Grigor Linsky dialed his cell phone.
“They’re back in her office,” he said. “I can see both of them in the window.”
CHAPTER 6
Reacher rode the elevator to the top of the black glass tower and found a maintenance stairwell that led to the roof. He came out through a triangular metal hutch next to the water tank and the elevator winding gear. The roof was gray tar paper covered with gravel. It was fifteen stories up, which wasn’t much in comparison with some cities. But it felt like the highest point in Indiana. He could see the river to the south. South and west, he could see where the raised highway separated. He walked to the northwest corner, and wind whipped at him and flattened his shirt against his body and his pants against his legs. Directly below him the highway spur curled around behind the library and the tower and ran away due east. Far beyond it in the distance the northward spur carried on straight and met a cloverleaf about two miles away in the haze. A long straight road came off the cloverleaf and ran back toward him. He fixed its position in his mind, because that was the road he wanted.
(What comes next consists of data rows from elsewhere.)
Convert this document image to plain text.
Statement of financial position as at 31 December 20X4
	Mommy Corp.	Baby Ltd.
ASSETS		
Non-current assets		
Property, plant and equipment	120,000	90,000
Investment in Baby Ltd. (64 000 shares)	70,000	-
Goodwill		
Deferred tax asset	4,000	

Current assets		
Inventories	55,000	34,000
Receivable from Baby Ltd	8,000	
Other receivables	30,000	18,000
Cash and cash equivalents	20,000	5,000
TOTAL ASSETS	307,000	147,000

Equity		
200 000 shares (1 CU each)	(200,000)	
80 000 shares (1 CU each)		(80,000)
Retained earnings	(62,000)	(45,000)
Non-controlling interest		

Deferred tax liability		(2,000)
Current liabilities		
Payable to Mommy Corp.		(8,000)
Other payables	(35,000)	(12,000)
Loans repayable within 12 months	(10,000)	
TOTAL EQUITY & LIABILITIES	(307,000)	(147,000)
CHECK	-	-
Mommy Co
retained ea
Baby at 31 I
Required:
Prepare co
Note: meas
He rode down to the lobby and set out walking. At street level the air was warm and still. He went north and west, which meant he missed the sports bar by a block. The road he wanted came in at a shallow angle south of it and diverted him away. It was straight and wide. Four lanes. Closest to downtown it had small run-down establishments. There was a gun store with heavy mesh on the windows. There was a barbershop with a sign: Any Style $7. There was an old-fashioned motor court on a lot that once must have stood on the edge of town. Then there was a raw cross street and beyond it the lots got bigger and the buildings got newer. Fresh commercial territory. No existing leases, nothing to tear down. Once-virgin land, now paved over.
He kept on walking and after a mile he passed a fast-food drive-through. Then a tire store. Four New Radials $99! Then a lube franchise and a dealership for small cars from Korea. America’s Best Warranty! He looked ahead, because he figured he was getting close.
Are you a hooker?
No way. I work at the auto parts store.
Not an auto parts store. The auto parts store
. Maybe the only one, or at least the main one. The biggest one. Which in any city is always right there on the same strip as the tire stores and the auto dealers and the lube shops. Which in any city is always a wide new strip near a highway cloverleaf. Cities are all different, but they’re also all the same.
He spent ten minutes hiking past a Ford dealership with about a thousand new pickup trucks lined up shoulder to shoulder with their front wheels up on ramps. Behind them was a giant inflatable gorilla tied down with guy wires. The wires had tinsel bunting attached to them. Beyond the new trucks were old trucks. Trade-ins, Reacher guessed, looking for new homes. Beyond the used lot was a fire road.
And then an auto parts store.
It was a franchise operation, long and low, neat and clean. New blacktop in the lot, urgent messages in the windows. Cheap oil filters, cheap antifreeze, guaranteed brake parts, superduty truck batteries. The parking lot was about a quarter full. There were slammed Hondas with wide pipes and blue headlight bulbs and rubber-band tires on chrome wheels. There were listing pickup trucks with broken springs. There were tired sedans halfway through their third hundred thousand miles. There were two cars alone together in the end bays. The store staff’s cars, Reacher figured. They weren’t allowed to park in the prime front-and-center slots, but they wanted their rides where they could see them through the windows. One was a four-cylinder Chevy, and the other was a small Toyota SUV. The Chevy had chromed silhouettes of reclining women on the mud flaps, which made the Toyota the redhead’s car. That was Reacher’s conclusion.
He went inside. The air was set very cold and smelled of sharp chemical flavors. There were maybe a half-dozen customers walking around, looking. At the front of the store were racks full of glass and chrome things. Dress-up accessories, Reacher guessed. In back were racks of things in red cardboard boxes. Clutch plates, brake pads, radiator hoses, stuff like that, he guessed. Parts. He had never put parts on a car. In the army there had been guys to do it for him, and since the army he had never had a vehicle of his own.